Comme chez Philodème et Galien, la lettre 75 de Sénèque à
Licilius tente de cerner ce qu'est la parrhêsia (ou la libertas chez les Romains).
Sénèque dans le rôle du directeur, veut que ses lettres
soient sans apprêt comme une conversation vivante en privé. Pourtant il ne
condamne pas l'éloquence si elle permet de montrer les choses à peu de frais.
Pourvu
qu'elle soit utile à autrui, la rhétorique peut être utilisée tactiquement mais
sans avoir l'obligation impérieuse de se soumettre à ses règles.
Pour servir le dirigé, elle ne doit pas s'adresser à
l'intelligence mais à l'âme de ce dernier (animi negotium).
L'utilité du discours de vérité ressort avec l'acquisition
d'aptitudes susceptibles de réactiver en cas de besoin des paroles (préceptes
n.d.r.) utiles à surmonter les épreuves de la vie, il ne s'agit donc pas de se remémorer la
beauté d'un discours, car le franc-parler est comparable aux arts stochastiques
(c'est-à-dire reposant sur des conjectures voir article du 12 octobre 2015) tels sont de ce genre le pilotage, le
gouvernement de soi et des autres ou encore la pratique de la médecine,etc. C'est-à-dire un ensemble d'activités à la fois rationnelles mais incertaines.
En résumé, l'objectif essentiel de la parrhêsia c'est de
transmettre purement et simplement la pensée du directeur sans fioriture pour
la rendre « visible» à l'auditeur (Parodosis) or - point fondamental - cela
n'est possible que si l'orateur ressent lui-même ses propos comme des paroles
de vérité en y conformant toute sa vie et sa conduite.
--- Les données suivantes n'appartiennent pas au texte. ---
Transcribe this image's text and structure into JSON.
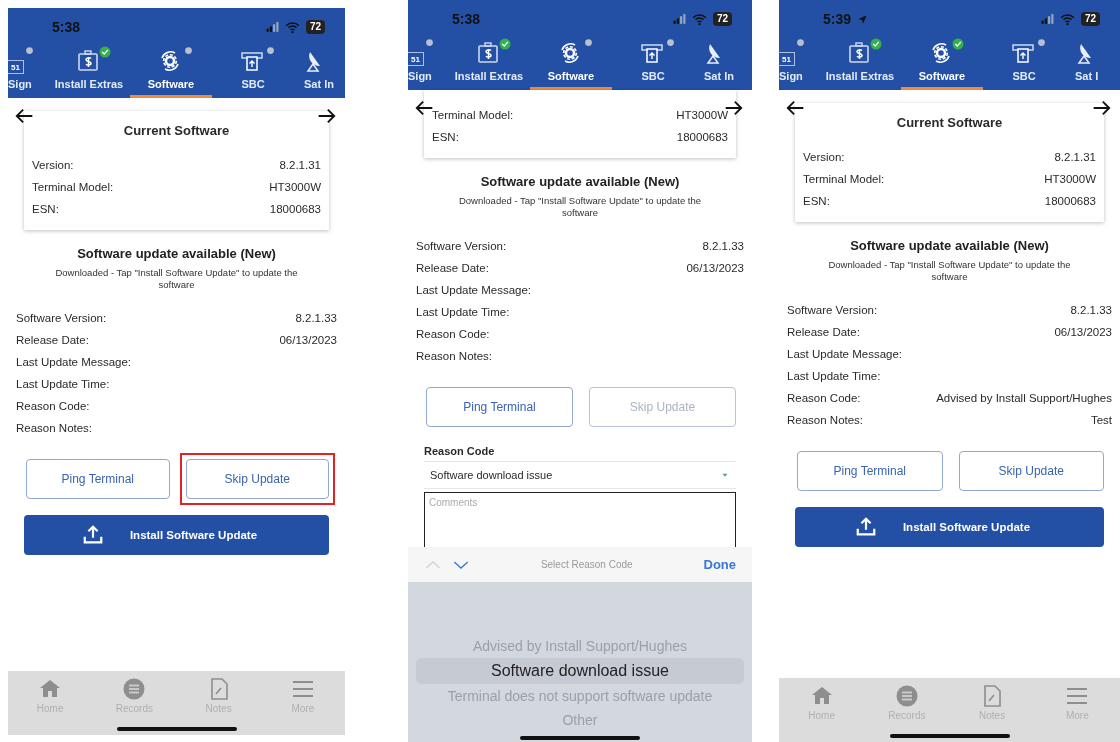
{
  "screens": [
    {
      "status": {
        "time": "5:38",
        "location": false,
        "battery": "72"
      },
      "tabs": [
        {
          "label": "Sign",
          "kind": "id",
          "icon_text": "51",
          "checked": false,
          "selected": false
        },
        {
          "label": "Install Extras",
          "kind": "money",
          "checked": true,
          "selected": false
        },
        {
          "label": "Software",
          "kind": "gear",
          "checked": false,
          "selected": true
        },
        {
          "label": "SBC",
          "kind": "sbc",
          "checked": false,
          "selected": false
        },
        {
          "label": "Sat In",
          "kind": "dish",
          "selected": false
        }
      ],
      "current": {
        "title": "Current Software",
        "rows": [
          {
            "label": "Version:",
            "value": "8.2.1.31"
          },
          {
            "label": "Terminal Model:",
            "value": "HT3000W"
          },
          {
            "label": "ESN:",
            "value": "18000683"
          }
        ]
      },
      "update": {
        "title": "Software update available (New)",
        "note": "Downloaded - Tap \"Install Software Update\" to update the software",
        "rows": [
          {
            "label": "Software Version:",
            "value": "8.2.1.33"
          },
          {
            "label": "Release Date:",
            "value": "06/13/2023"
          },
          {
            "label": "Last Update Message:"
          },
          {
            "label": "Last Update Time:"
          },
          {
            "label": "Reason Code:"
          },
          {
            "label": "Reason Notes:"
          }
        ]
      },
      "actions": [
        {
          "label": "Ping Terminal",
          "disabled": false,
          "highlighted": false
        },
        {
          "label": "Skip Update",
          "disabled": false,
          "highlighted": true
        }
      ],
      "install_button": "Install Software Update",
      "bottom_nav": [
        {
          "label": "Home",
          "kind": "home"
        },
        {
          "label": "Records",
          "kind": "records"
        },
        {
          "label": "Notes",
          "kind": "notes"
        },
        {
          "label": "More",
          "kind": "more"
        }
      ]
    },
    {
      "status": {
        "time": "5:38",
        "location": false,
        "battery": "72"
      },
      "tabs": [
        {
          "label": "Sign",
          "kind": "id",
          "icon_text": "51",
          "checked": false,
          "selected": false
        },
        {
          "label": "Install Extras",
          "kind": "money",
          "checked": true,
          "selected": false
        },
        {
          "label": "Software",
          "kind": "gear",
          "checked": false,
          "selected": true
        },
        {
          "label": "SBC",
          "kind": "sbc",
          "checked": false,
          "selected": false
        },
        {
          "label": "Sat In",
          "kind": "dish",
          "selected": false
        }
      ],
      "current": {
        "rows": [
          {
            "label": "Terminal Model:",
            "value": "HT3000W"
          },
          {
            "label": "ESN:",
            "value": "18000683"
          }
        ]
      },
      "update": {
        "title": "Software update available (New)",
        "note": "Downloaded - Tap \"Install Software Update\" to update the software",
        "rows": [
          {
            "label": "Software Version:",
            "value": "8.2.1.33"
          },
          {
            "label": "Release Date:",
            "value": "06/13/2023"
          },
          {
            "label": "Last Update Message:"
          },
          {
            "label": "Last Update Time:"
          },
          {
            "label": "Reason Code:"
          },
          {
            "label": "Reason Notes:"
          }
        ]
      },
      "actions": [
        {
          "label": "Ping Terminal",
          "disabled": false,
          "highlighted": false
        },
        {
          "label": "Skip Update",
          "disabled": true,
          "highlighted": false
        }
      ],
      "reason_form": {
        "label": "Reason Code",
        "value": "Software download issue",
        "comments_placeholder": "Comments"
      },
      "picker": {
        "title": "Select Reason Code",
        "done": "Done",
        "arrows": [
          {
            "kind": "up",
            "disabled": true
          },
          {
            "kind": "down",
            "disabled": false
          }
        ],
        "options": [
          {
            "label": "Advised by Install Support/Hughes",
            "selected": false
          },
          {
            "label": "Software download issue",
            "selected": true
          },
          {
            "label": "Terminal does not support software update",
            "selected": false
          },
          {
            "label": "Other",
            "selected": false
          }
        ]
      }
    },
    {
      "status": {
        "time": "5:39",
        "location": true,
        "battery": "72"
      },
      "tabs": [
        {
          "label": "Sign",
          "kind": "id",
          "icon_text": "51",
          "checked": false,
          "selected": false
        },
        {
          "label": "Install Extras",
          "kind": "money",
          "checked": true,
          "selected": false
        },
        {
          "label": "Software",
          "kind": "gear",
          "checked": true,
          "selected": true
        },
        {
          "label": "SBC",
          "kind": "sbc",
          "checked": false,
          "selected": false
        },
        {
          "label": "Sat I",
          "kind": "dish",
          "selected": false
        }
      ],
      "current": {
        "title": "Current Software",
        "rows": [
          {
            "label": "Version:",
            "value": "8.2.1.31"
          },
          {
            "label": "Terminal Model:",
            "value": "HT3000W"
          },
          {
            "label": "ESN:",
            "value": "18000683"
          }
        ]
      },
      "update": {
        "title": "Software update available (New)",
        "note": "Downloaded - Tap \"Install Software Update\" to update the software",
        "rows": [
          {
            "label": "Software Version:",
            "value": "8.2.1.33"
          },
          {
            "label": "Release Date:",
            "value": "06/13/2023"
          },
          {
            "label": "Last Update Message:"
          },
          {
            "label": "Last Update Time:"
          },
          {
            "label": "Reason Code:",
            "value": "Advised by Install Support/Hughes"
          },
          {
            "label": "Reason Notes:",
            "value": "Test"
          }
        ]
      },
      "actions": [
        {
          "label": "Ping Terminal",
          "disabled": false,
          "highlighted": false
        },
        {
          "label": "Skip Update",
          "disabled": false,
          "highlighted": false
        }
      ],
      "install_button": "Install Software Update",
      "bottom_nav": [
        {
          "label": "Home",
          "kind": "home"
        },
        {
          "label": "Records",
          "kind": "records"
        },
        {
          "label": "Notes",
          "kind": "notes"
        },
        {
          "label": "More",
          "kind": "more"
        }
      ]
    }
  ]
}
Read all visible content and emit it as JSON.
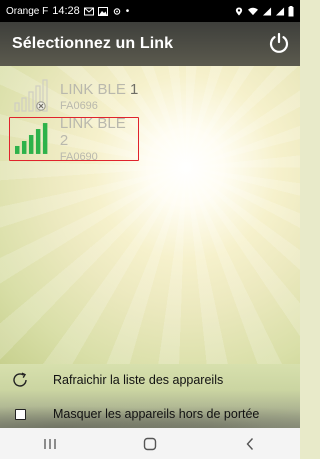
{
  "status_bar": {
    "carrier": "Orange F",
    "time": "14:28"
  },
  "header": {
    "title": "Sélectionnez un Link"
  },
  "devices": [
    {
      "name_prefix": "LINK BLE ",
      "name_num": "1",
      "id": "FA0696",
      "signal": "none",
      "selected": false
    },
    {
      "name_prefix": "LINK BLE ",
      "name_num": "2",
      "id": "FA0690",
      "signal": "full",
      "selected": true
    }
  ],
  "actions": {
    "refresh_label": "Rafraichir la liste des appareils",
    "hide_label": "Masquer les appareils hors de portée",
    "hide_checked": false
  },
  "colors": {
    "signal_active": "#2db24a",
    "signal_inactive": "#d9d8cc",
    "selection_border": "#e0232c"
  }
}
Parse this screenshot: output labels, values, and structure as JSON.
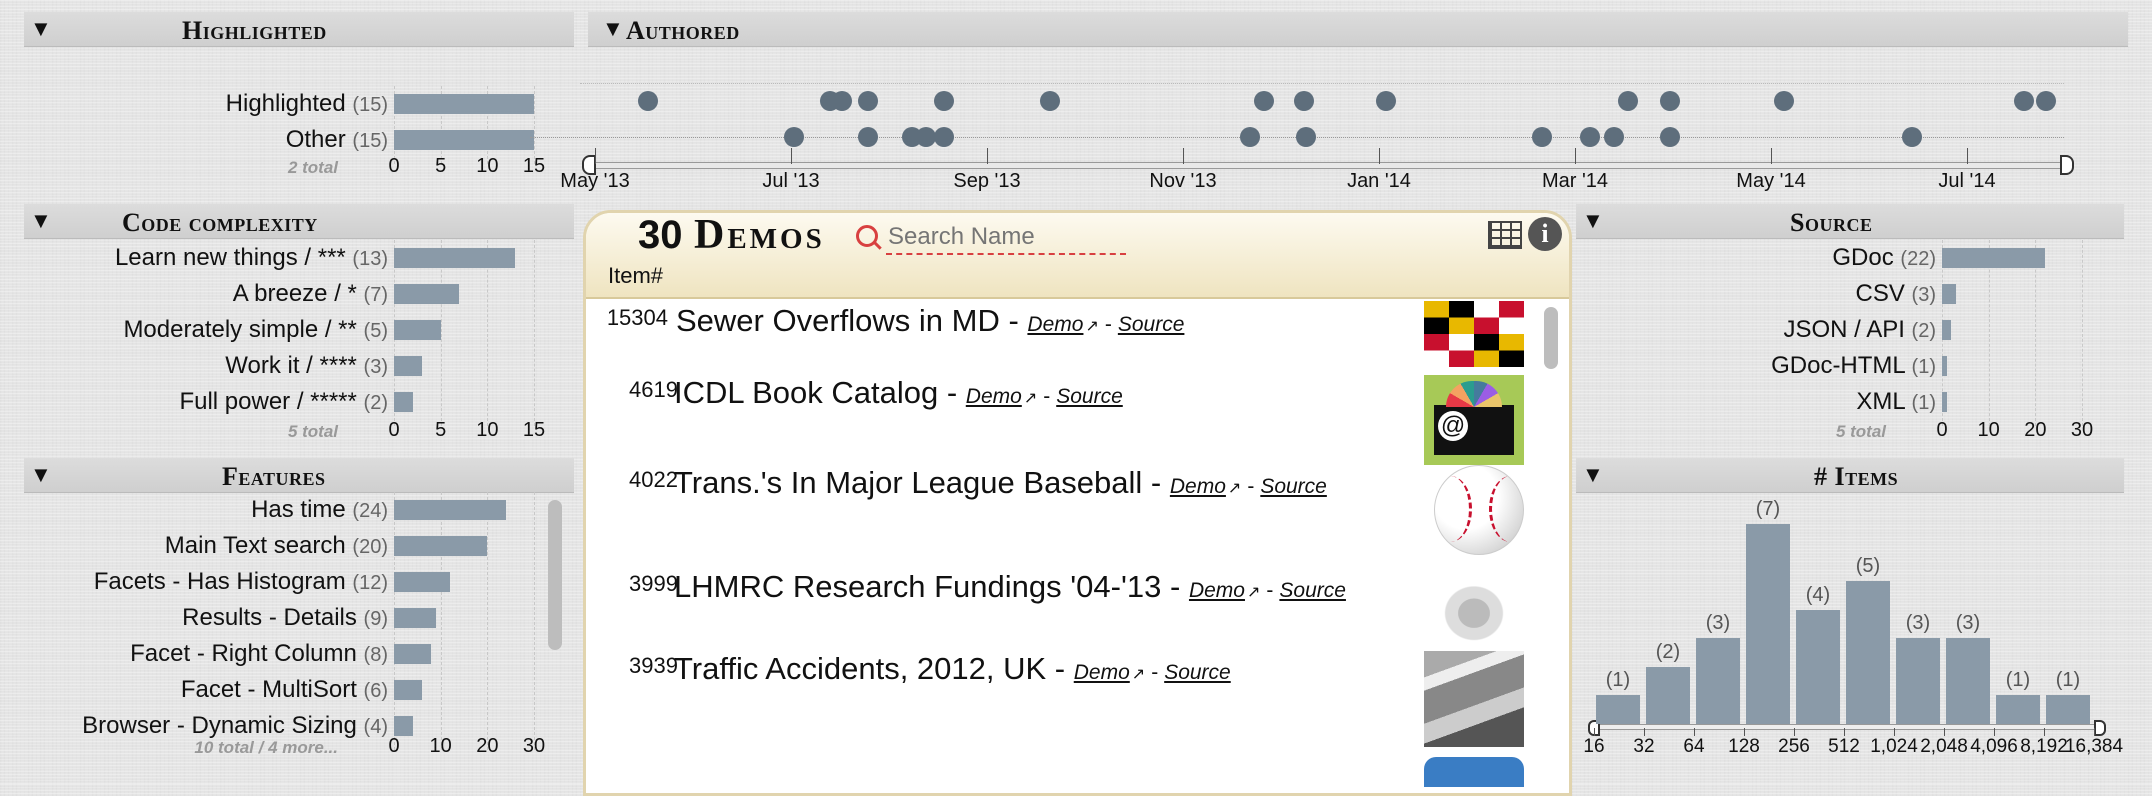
{
  "highlighted": {
    "title": "Highlighted",
    "items": [
      {
        "label": "Highlighted",
        "count": "(15)",
        "value": 15
      },
      {
        "label": "Other",
        "count": "(15)",
        "value": 15
      }
    ],
    "total": "2 total",
    "axis": [
      "0",
      "5",
      "10",
      "15"
    ]
  },
  "authored": {
    "title": "Authored",
    "ticks": [
      "May '13",
      "Jul '13",
      "Sep '13",
      "Nov '13",
      "Jan '14",
      "Mar '14",
      "May '14",
      "Jul '14"
    ]
  },
  "code_complexity": {
    "title": "Code complexity",
    "items": [
      {
        "label": "Learn new things / ***",
        "count": "(13)",
        "value": 13
      },
      {
        "label": "A breeze / *",
        "count": "(7)",
        "value": 7
      },
      {
        "label": "Moderately simple / **",
        "count": "(5)",
        "value": 5
      },
      {
        "label": "Work it / ****",
        "count": "(3)",
        "value": 3
      },
      {
        "label": "Full power / *****",
        "count": "(2)",
        "value": 2
      }
    ],
    "total": "5 total",
    "axis": [
      "0",
      "5",
      "10",
      "15"
    ]
  },
  "features": {
    "title": "Features",
    "items": [
      {
        "label": "Has time",
        "count": "(24)",
        "value": 24
      },
      {
        "label": "Main Text search",
        "count": "(20)",
        "value": 20
      },
      {
        "label": "Facets - Has Histogram",
        "count": "(12)",
        "value": 12
      },
      {
        "label": "Results - Details",
        "count": "(9)",
        "value": 9
      },
      {
        "label": "Facet - Right Column",
        "count": "(8)",
        "value": 8
      },
      {
        "label": "Facet - MultiSort",
        "count": "(6)",
        "value": 6
      },
      {
        "label": "Browser - Dynamic Sizing",
        "count": "(4)",
        "value": 4
      }
    ],
    "total": "10 total / 4 more...",
    "axis": [
      "0",
      "10",
      "20",
      "30"
    ]
  },
  "results": {
    "count": "30",
    "label": "Demos",
    "search_placeholder": "Search Name",
    "column": "Item#",
    "rows": [
      {
        "id": "15304",
        "title": "Sewer Overflows in MD -",
        "demo": "Demo",
        "source": "Source"
      },
      {
        "id": "4619",
        "title": "ICDL Book Catalog -",
        "demo": "Demo",
        "source": "Source"
      },
      {
        "id": "4022",
        "title": "Trans.'s In Major League Baseball -",
        "demo": "Demo",
        "source": "Source"
      },
      {
        "id": "3999",
        "title": "LHMRC Research Fundings '04-'13 -",
        "demo": "Demo",
        "source": "Source"
      },
      {
        "id": "3939",
        "title": "Traffic Accidents, 2012, UK -",
        "demo": "Demo",
        "source": "Source"
      }
    ]
  },
  "source": {
    "title": "Source",
    "items": [
      {
        "label": "GDoc",
        "count": "(22)",
        "value": 22
      },
      {
        "label": "CSV",
        "count": "(3)",
        "value": 3
      },
      {
        "label": "JSON / API",
        "count": "(2)",
        "value": 2
      },
      {
        "label": "GDoc-HTML",
        "count": "(1)",
        "value": 1
      },
      {
        "label": "XML",
        "count": "(1)",
        "value": 1
      }
    ],
    "total": "5 total",
    "axis": [
      "0",
      "10",
      "20",
      "30"
    ]
  },
  "items_hist": {
    "title": "# Items",
    "bins": [
      "16",
      "32",
      "64",
      "128",
      "256",
      "512",
      "1,024",
      "2,048",
      "4,096",
      "8,192",
      "16,384"
    ],
    "counts": [
      1,
      2,
      3,
      7,
      4,
      5,
      3,
      3,
      1,
      1
    ],
    "count_labels": [
      "(1)",
      "(2)",
      "(3)",
      "(7)",
      "(4)",
      "(5)",
      "(3)",
      "(3)",
      "(1)",
      "(1)"
    ]
  },
  "colors": {
    "bar": "#8a9aa8",
    "dot": "#5e6e7c",
    "accent": "#d84040"
  }
}
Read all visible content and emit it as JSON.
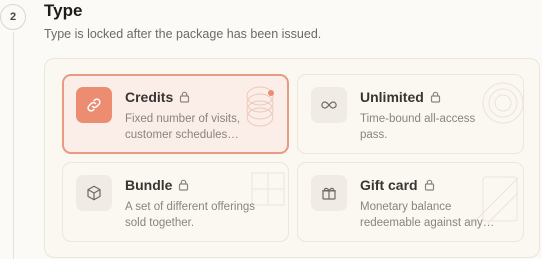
{
  "step": {
    "number": "2"
  },
  "section": {
    "title": "Type",
    "subtitle": "Type is locked after the package has been issued."
  },
  "options": [
    {
      "name": "Credits",
      "desc_line1": "Fixed number of visits,",
      "desc_line2": "customer schedules…",
      "icon": "link-icon",
      "selected": true
    },
    {
      "name": "Unlimited",
      "desc_line1": "Time-bound all-access",
      "desc_line2": "pass.",
      "icon": "infinity-icon",
      "selected": false
    },
    {
      "name": "Bundle",
      "desc_line1": "A set of different offerings",
      "desc_line2": "sold together.",
      "icon": "box-icon",
      "selected": false
    },
    {
      "name": "Gift card",
      "desc_line1": "Monetary balance",
      "desc_line2": "redeemable against any…",
      "icon": "gift-icon",
      "selected": false
    }
  ],
  "colors": {
    "accent": "#ec8d72",
    "accent_border": "#e89a82",
    "selected_bg": "#fbeee8"
  }
}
Il doit y avoir
adéquation entre comportement et discours pour parler librement.
Donc, le franc-parler ne vise pas simplement le kairos, il
est d'abord un engagement de conformité entre les actes et les paroles de
l'orateur. Le directeur est un exemple de vérité, d'où la recommandation d'entretenir
des rapports individuels (si possible dans la conversation ou mieux encore dans
la coexistence) entre maître et disciple et d'où également le conseil d'éviter des entretiens
par procuration car il y va de la perpétuation d’un pacte de vérité.
Au niveau de la terminologie, on nommera pédagogique la
transmission de vérités qui a pour rôle de doter le sujet d'aptitudes et de
connaissances particulières; et on qualifiera de « psychagogique » la transmission
de la vérité qui n'a pas pour fin l'apprentissage de connaissances et
d'aptitudes mais qui vise la mutation du mode d'être du sujet.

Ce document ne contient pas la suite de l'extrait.